To the best of our knowledge, this is the first reported case of BCG-induced mastitis in an otherwise healthy infant. Previous reports have described complications such as lymphadenitis, osteomyelitis, and distant-site abscesses, but none have documented breast involvement (6, 13). Our case broadens the understanding of BCG-associated clinical presentations and highlights the capacity of M. bovis BCG to infect diverse tissues under specific conditions. Fortunately, similar to other localized BCG infections, mastitis responded well to timely diagnosis and appropriate treatment.
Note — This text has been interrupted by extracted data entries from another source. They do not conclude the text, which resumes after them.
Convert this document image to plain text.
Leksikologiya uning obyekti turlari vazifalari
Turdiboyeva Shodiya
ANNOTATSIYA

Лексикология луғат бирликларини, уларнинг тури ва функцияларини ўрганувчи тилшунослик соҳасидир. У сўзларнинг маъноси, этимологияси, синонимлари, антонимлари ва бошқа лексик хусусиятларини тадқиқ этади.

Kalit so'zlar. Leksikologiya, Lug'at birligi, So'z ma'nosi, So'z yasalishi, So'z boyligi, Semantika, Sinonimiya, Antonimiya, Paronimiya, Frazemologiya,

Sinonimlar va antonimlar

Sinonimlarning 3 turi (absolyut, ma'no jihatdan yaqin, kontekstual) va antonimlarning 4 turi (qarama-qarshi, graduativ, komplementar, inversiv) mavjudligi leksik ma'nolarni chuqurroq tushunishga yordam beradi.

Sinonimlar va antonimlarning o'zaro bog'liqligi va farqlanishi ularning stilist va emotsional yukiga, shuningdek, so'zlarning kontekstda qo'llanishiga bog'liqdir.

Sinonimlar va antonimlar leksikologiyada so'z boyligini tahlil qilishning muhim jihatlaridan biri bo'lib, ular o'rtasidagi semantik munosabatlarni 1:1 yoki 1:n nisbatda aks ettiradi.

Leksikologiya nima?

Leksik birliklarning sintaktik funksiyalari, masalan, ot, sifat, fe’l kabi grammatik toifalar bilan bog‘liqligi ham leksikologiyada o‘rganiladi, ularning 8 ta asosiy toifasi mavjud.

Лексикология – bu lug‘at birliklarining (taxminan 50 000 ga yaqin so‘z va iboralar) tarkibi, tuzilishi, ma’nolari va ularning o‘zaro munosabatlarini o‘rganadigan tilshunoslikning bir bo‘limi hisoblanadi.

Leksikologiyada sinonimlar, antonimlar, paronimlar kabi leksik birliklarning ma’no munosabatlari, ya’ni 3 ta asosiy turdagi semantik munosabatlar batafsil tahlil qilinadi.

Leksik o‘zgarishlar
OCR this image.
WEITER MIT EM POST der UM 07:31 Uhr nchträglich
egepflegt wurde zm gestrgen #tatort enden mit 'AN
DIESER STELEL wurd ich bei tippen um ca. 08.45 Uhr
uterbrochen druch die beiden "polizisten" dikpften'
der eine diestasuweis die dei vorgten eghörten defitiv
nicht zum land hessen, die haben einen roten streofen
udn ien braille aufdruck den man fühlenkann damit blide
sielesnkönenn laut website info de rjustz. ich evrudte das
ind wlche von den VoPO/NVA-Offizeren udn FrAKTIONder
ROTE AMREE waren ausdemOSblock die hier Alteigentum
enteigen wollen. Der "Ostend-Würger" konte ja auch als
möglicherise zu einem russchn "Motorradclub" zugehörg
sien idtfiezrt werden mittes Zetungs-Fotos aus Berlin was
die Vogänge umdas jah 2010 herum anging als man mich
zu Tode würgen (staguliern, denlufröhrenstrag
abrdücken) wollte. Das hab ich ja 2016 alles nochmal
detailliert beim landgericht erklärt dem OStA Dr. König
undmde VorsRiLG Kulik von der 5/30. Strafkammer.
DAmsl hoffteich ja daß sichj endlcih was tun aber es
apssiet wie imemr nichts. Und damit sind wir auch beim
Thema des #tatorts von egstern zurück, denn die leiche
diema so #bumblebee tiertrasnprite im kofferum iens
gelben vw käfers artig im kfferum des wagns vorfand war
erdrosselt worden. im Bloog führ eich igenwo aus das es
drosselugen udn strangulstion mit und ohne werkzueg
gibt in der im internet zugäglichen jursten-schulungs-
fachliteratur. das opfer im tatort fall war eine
For healthcare providers, recognizing the atypical presentations of BCG complications is essential, particularly when standard therapies fail. This case adds breast mastitis as a novel clinical manifestation to the existing spectrum of BCG-related adverse effects.
Conclusion
Our case expands the clinical spectrum of BCG-related complications and highlights mastitis as a rare but potential complication in immunocompetent infants. Clinicians should maintain a high index of suspicion for atypical presentations of BCG infection, particularly in cases of mastitis unresponsive to conventional therapy in order to ensure timely and effective management.